🐛[BUG]: Running `corrdiff/generate.py` raises a shape exception
Version
latest
On which installation method(s) does this occur?
No response
Describe the issue
See log output below
Minimum reproducible example
No response
Relevant log output
Error executing job with overrides: ['dataset.data_path=/data/gideond/corrdiff_inference_package/dataset/2023-01-24-cwb-4years_5times.zarr', 'res_ckpt_filename=/data/gideond/corrdiff_inference_package/checkpoints/diffusion.mdlus', 'reg_ckpt_filename=/data/gideond/corrdiff_inference_package/checkpoints/regression.mdlus', 'seed_batch_size=5', 'use_torch_compile=false']
Traceback (most recent call last):
File "/net/nfs.cirrascale/climate/gideond/home/projects/modulus/examples/generative/corrdiff/generate.py", line 310, in main
generate_and_save(
File "/net/nfs.cirrascale/climate/gideond/home/projects/modulus/examples/generative/corrdiff/generate.py", line 396, in generate_and_save
image_out = generate_fn(image_lr)
^^^^^^^^^^^^^^^^^^^^^
File "/net/nfs.cirrascale/climate/gideond/home/projects/modulus/examples/generative/corrdiff/generate.py", line 232, in generate_fn
image_reg = generate(
^^^^^^^^^
File "/net/nfs.cirrascale/climate/gideond/home/projects/modulus/examples/generative/corrdiff/generate.py", line 541, in generate
images = sampler_fn(
^^^^^^^^^^^
File "/net/nfs.cirrascale/climate/gideond/home/projects/modulus/examples/generative/corrdiff/generate.py", line 609, in unet_regression
x_next = net(x_hat[0:1], x_lr, t_hat, class_labels).to(torch.float64)
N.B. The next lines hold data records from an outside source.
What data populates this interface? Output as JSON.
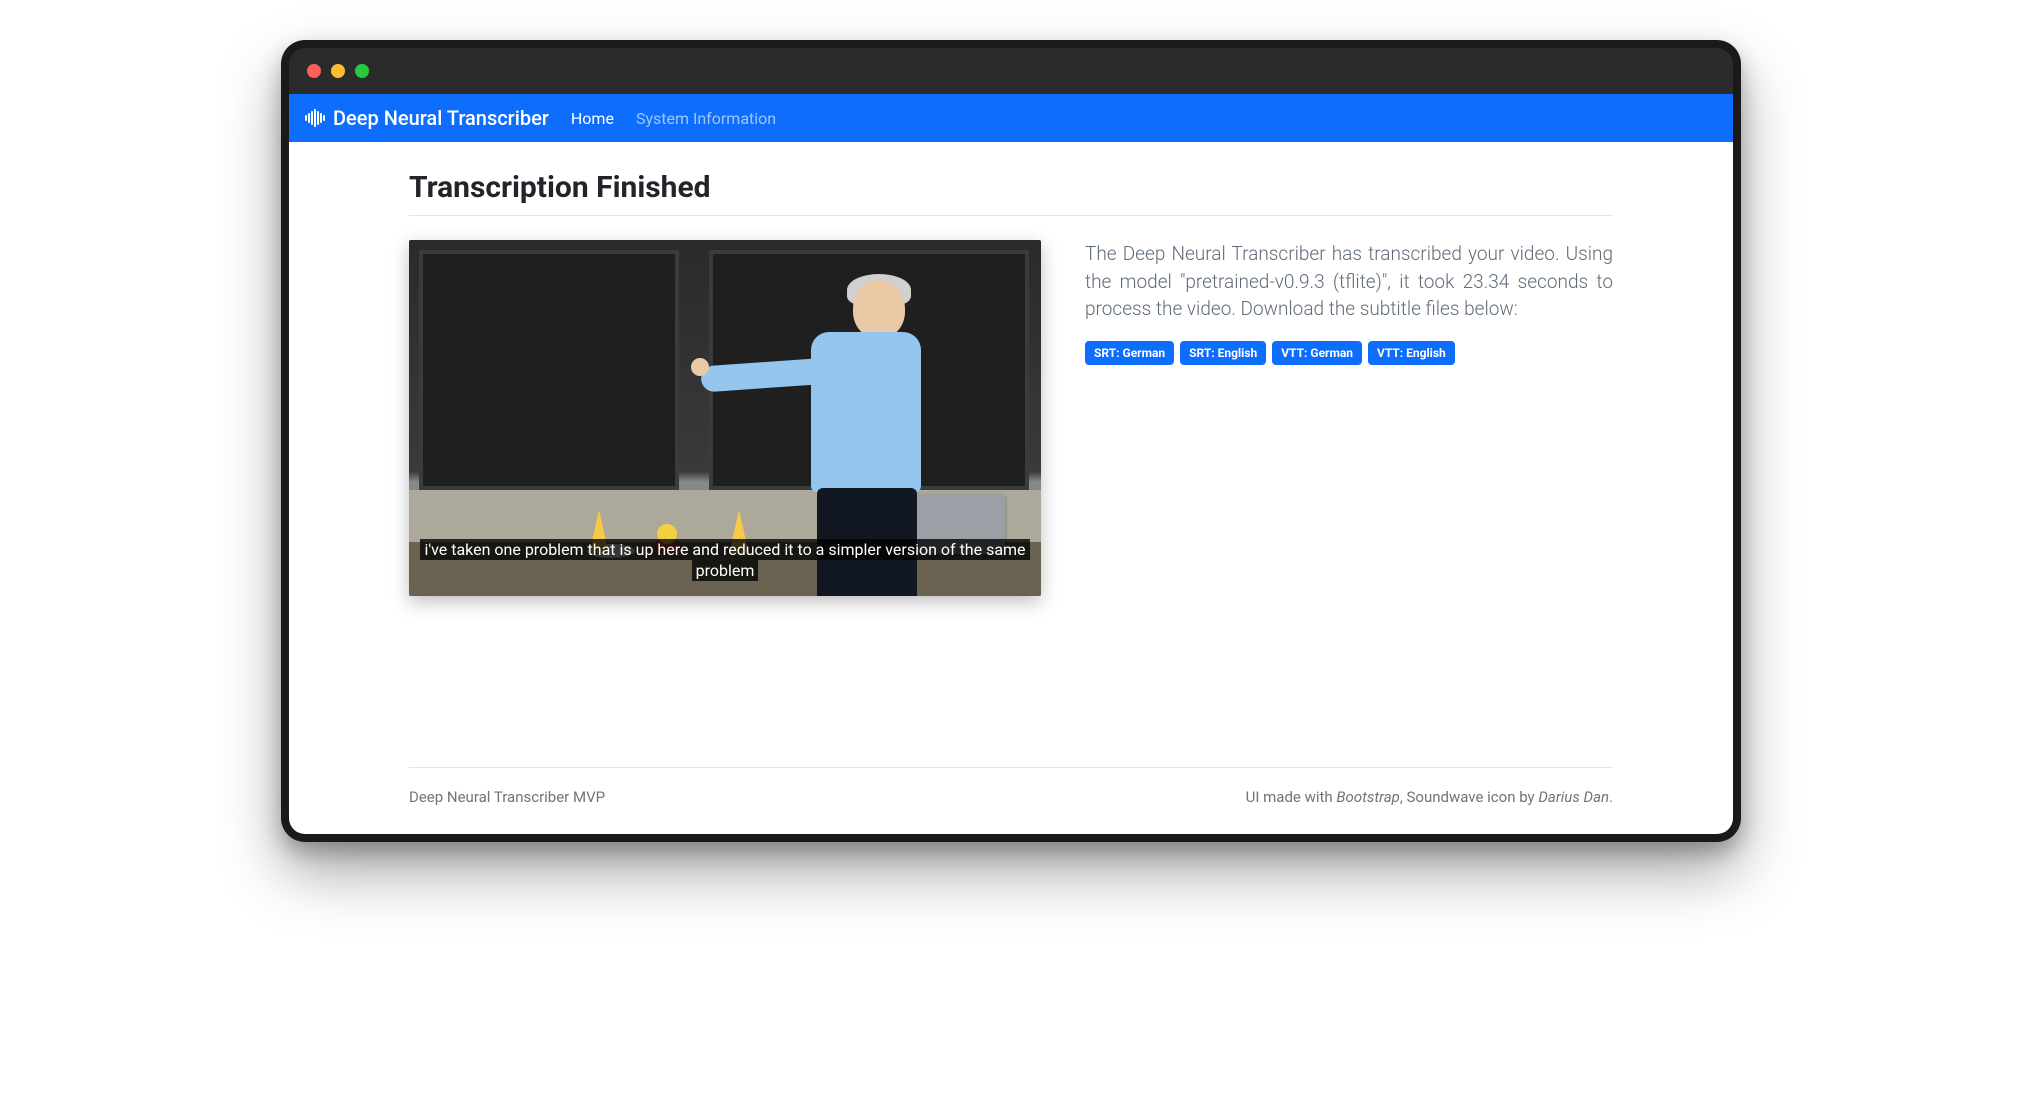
{
  "brand": "Deep Neural Transcriber",
  "nav": {
    "home": "Home",
    "sysinfo": "System Information"
  },
  "page_title": "Transcription Finished",
  "caption_text": "i've taken one problem that is up here and reduced it to a simpler version of the same problem",
  "description": "The Deep Neural Transcriber has transcribed your video. Using the model \"pretrained-v0.9.3 (tflite)\", it took 23.34 seconds to process the video. Download the subtitle files below:",
  "downloads": [
    "SRT: German",
    "SRT: English",
    "VTT: German",
    "VTT: English"
  ],
  "footer_left": "Deep Neural Transcriber MVP",
  "footer_right_prefix": "UI made with ",
  "footer_right_em1": "Bootstrap",
  "footer_right_mid": ", Soundwave icon by ",
  "footer_right_em2": "Darius Dan",
  "footer_right_suffix": "."
}
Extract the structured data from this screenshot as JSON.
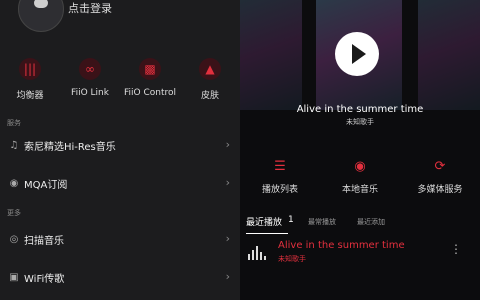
{
  "login": {
    "label": "点击登录"
  },
  "features": [
    {
      "label": "均衡器",
      "icon": "equalizer-icon"
    },
    {
      "label": "FiiO Link",
      "icon": "link-icon"
    },
    {
      "label": "FiiO Control",
      "icon": "control-icon"
    },
    {
      "label": "皮肤",
      "icon": "skin-icon"
    }
  ],
  "sections": {
    "service": "服务",
    "more": "更多"
  },
  "rows": [
    {
      "label": "索尼精选Hi-Res音乐",
      "icon": "music-note-icon"
    },
    {
      "label": "MQA订阅",
      "icon": "mqa-icon"
    },
    {
      "label": "扫描音乐",
      "icon": "scan-icon"
    },
    {
      "label": "WiFi传歌",
      "icon": "wifi-transfer-icon"
    }
  ],
  "now_playing": {
    "title": "Alive in the summer time",
    "artist": "未知歌手"
  },
  "nav": [
    {
      "label": "播放列表",
      "icon": "playlist-icon"
    },
    {
      "label": "本地音乐",
      "icon": "local-music-icon"
    },
    {
      "label": "多媒体服务",
      "icon": "media-service-icon"
    }
  ],
  "tabs": [
    {
      "label": "最近播放"
    },
    {
      "label": "1"
    },
    {
      "label": "最常播放"
    },
    {
      "label": "最近添加"
    }
  ],
  "recent": {
    "title": "Alive in the summer time",
    "artist": "未知歌手"
  },
  "colors": {
    "accent": "#e3303e"
  }
}
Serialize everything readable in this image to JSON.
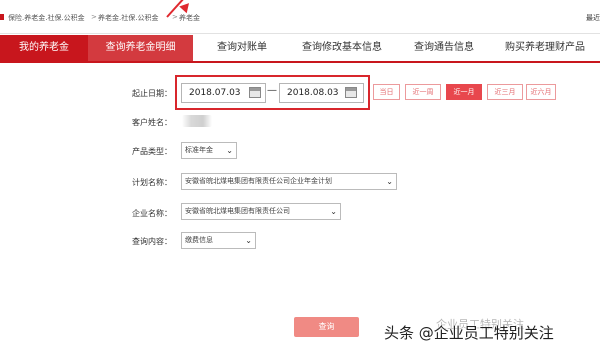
{
  "breadcrumb": {
    "items": [
      "保险.养老金.社保.公积金",
      "养老金.社保.公积金",
      "养老金"
    ],
    "separator": ">",
    "right_text": "最近"
  },
  "tabs": [
    {
      "label": "我的养老金",
      "state": "red"
    },
    {
      "label": "查询养老金明细",
      "state": "active"
    },
    {
      "label": "查询对账单",
      "state": "normal"
    },
    {
      "label": "查询修改基本信息",
      "state": "normal"
    },
    {
      "label": "查询通告信息",
      "state": "normal"
    },
    {
      "label": "购买养老理财产品",
      "state": "normal"
    }
  ],
  "form": {
    "date_label": "起止日期：",
    "start_date": "2018.07.03",
    "end_date": "2018.08.03",
    "range_dash": "—",
    "quick_buttons": [
      {
        "label": "当日",
        "active": false
      },
      {
        "label": "近一周",
        "active": false
      },
      {
        "label": "近一月",
        "active": true
      },
      {
        "label": "近三月",
        "active": false
      },
      {
        "label": "近六月",
        "active": false
      }
    ],
    "customer_label": "客户姓名：",
    "product_label": "产品类型：",
    "product_value": "标准年金",
    "plan_label": "计划名称：",
    "plan_value": "安徽省皖北煤电集团有限责任公司企业年金计划",
    "company_label": "企业名称：",
    "company_value": "安徽省皖北煤电集团有限责任公司",
    "content_label": "查询内容：",
    "content_value": "缴费信息"
  },
  "query_button": "查询",
  "watermark": {
    "main": "头条 @企业员工特别关注",
    "sub": "企业员工特别关注"
  },
  "colors": {
    "brand_red": "#c8161d",
    "active_tab": "#d33a3f",
    "highlight": "#d8262c",
    "query_button": "#f08a84"
  }
}
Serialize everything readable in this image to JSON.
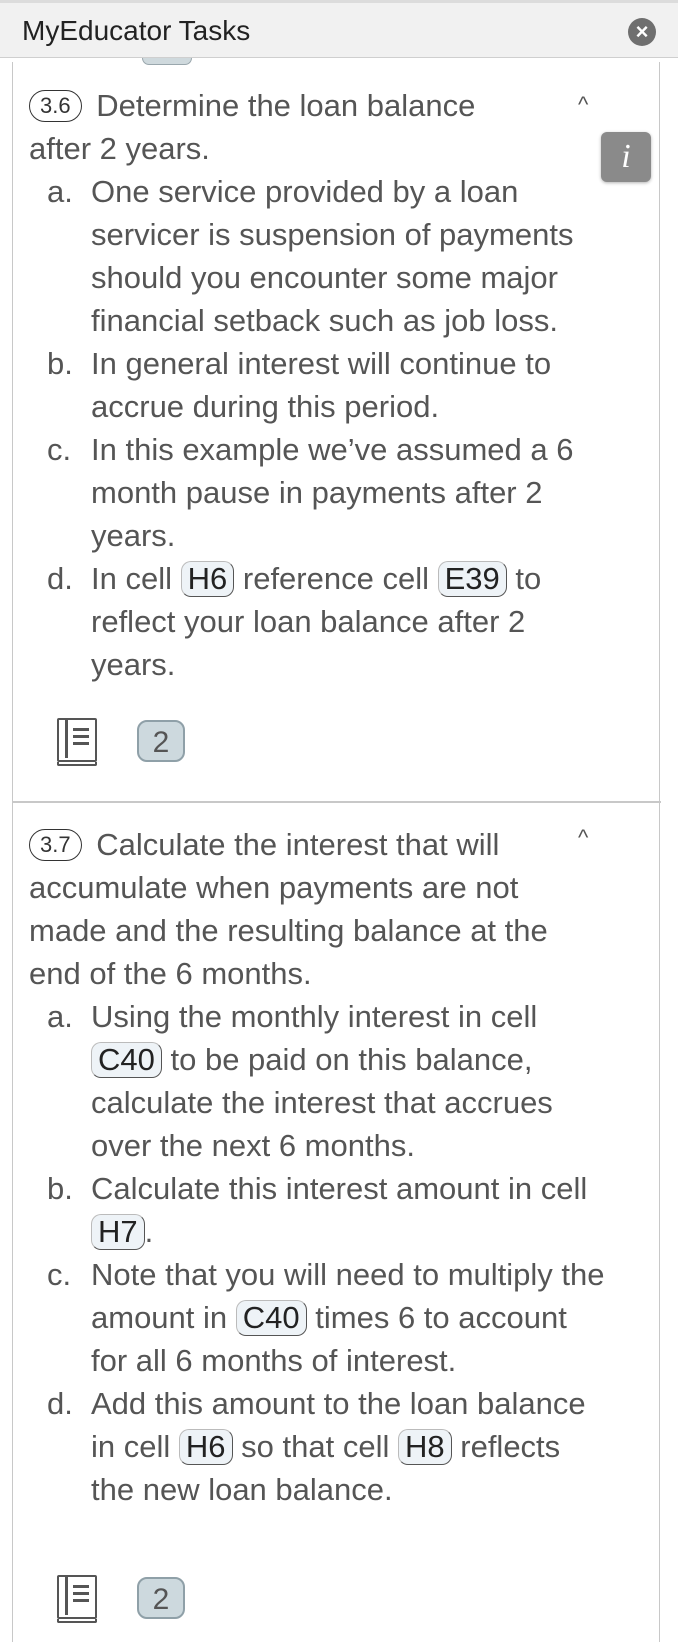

^^^^^^^^^^^^^^^^^^^^^^^^^^^^^^^^^^^^^^^^^^
File "/home/gideond/.conda/envs/corrdiff/lib/python3.12/site-packages/torch/nn/modules/module.py", line 1532, in _wrapped_call_impl
return self._call_impl(*args, **kwargs)
^^^^^^^^^^^^^^^^^^^^^^^^^^^^^^^^
File "/home/gideond/.conda/envs/corrdiff/lib/python3.12/site-packages/torch/nn/modules/module.py", line 1541, in _call_impl
return forward_call(*args, **kwargs)
^^^^^^^^^^^^^^^^^^^^^^^^^^^^^
File "/home/gideond/.conda/envs/corrdiff/lib/python3.12/site-packages/modulus/models/diffusion/unet.py", line 152, in forward
F_x = self.model(
^^^^^^^^^^^
File "/home/gideond/.conda/envs/corrdiff/lib/python3.12/site-packages/torch/nn/modules/module.py", line 1532, in _wrapped_call_impl
return self._call_impl(*args, **kwargs)
^^^^^^^^^^^^^^^^^^^^^^^^^^^^^^^^
File "/home/gideond/.conda/envs/corrdiff/lib/python3.12/site-packages/torch/nn/modules/module.py", line 1541, in _call_impl
return forward_call(*args, **kwargs)
^^^^^^^^^^^^^^^^^^^^^^^^^^^^^
File "/home/gideond/.conda/envs/corrdiff/lib/python3.12/site-packages/nvtx/nvtx.py", line 116, in inner
result = func(*args, **kwargs)
^^^^^^^^^^^^^^^^^^^^^
File "/home/gideond/.conda/envs/corrdiff/lib/python3.12/site-packages/modulus/models/diffusion/song_unet.py", line 347, in forward
x = block(x, emb) if isinstance(block, UNetBlock) else block(x)
^^^^^^^^
File "/home/gideond/.conda/envs/corrdiff/lib/python3.12/site-packages/torch/nn/modules/module.py", line 1532, in _wrapped_call_impl
return self._call_impl(*args, **kwargs)
^^^^^^^^^^^^^^^^^^^^^^^^^^^^^^^^
File "/home/gideond/.conda/envs/corrdiff/lib/python3.12/site-packages/torch/nn/modules/module.py", line 1541, in _call_impl
return forward_call(*args, **kwargs)
^^^^^^^^^^^^^^^^^^^^^^^^^^^^^
File "/home/gideond/.conda/envs/corrdiff/lib/python3.12/site-packages/modulus/models/diffusion/layers.py", line 224, in forward
x = torch.nn.functional.conv2d(x, w, padding=w_pad)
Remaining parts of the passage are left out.